In the United Kingdom, young people, aged 16 to 24, outperform older adults in terms of online news consumption (83% versus 68% of adults overall), with only 9% of them navigating directly to news sites.
Instead, 37% consume news via social media, which means viral articles are more likely to be absorbed than low-profile ones.
Across the entire age group, Instagram topped the list with 44%, followed by Facebook (33%), Twitter (31%) and TikTok (29%). Breaking this social media monopoly is the BBC, which still matches Facebook with 33%.
But an interesting trend is happening among younger Gen-Zers. Among children aged 12 to 15, video apps are the most used news source, with TikTok at 28% and YouTube at 25%.
If this continues as they move between age groups, this could be a significant development in public notice levels in the long run. Without regulatory guidelines and sub-editors to check print and broadcast news, and a history of effectively spreading misinformation and misinformation, social networks provide an imperfect way to inform the public.

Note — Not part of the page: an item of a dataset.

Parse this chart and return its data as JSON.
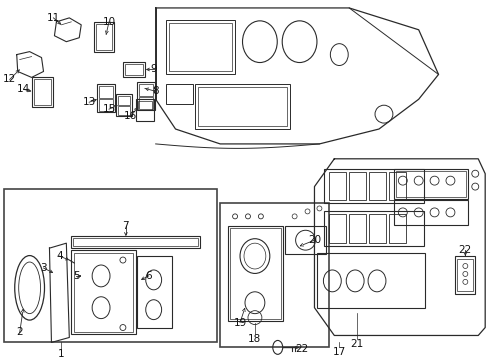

There are differences between social platforms and the type of news that tends to be consumed on each. For example, Twitter is the source of political news for 45% of users, while this is only 25% on TikTok, where celebrities (55%) and fun and entertainment news (43%) dominate.
However, this should not be exaggerated, especially when considering the vastly different numbers of Britons per network. A small percentage on Facebook, with three billion users, is still more than Twitter, with an estimated 350 million.
While there are differences in the consumption of these types of news across specific social media platforms, most platforms are used for a variety of news types, the report said.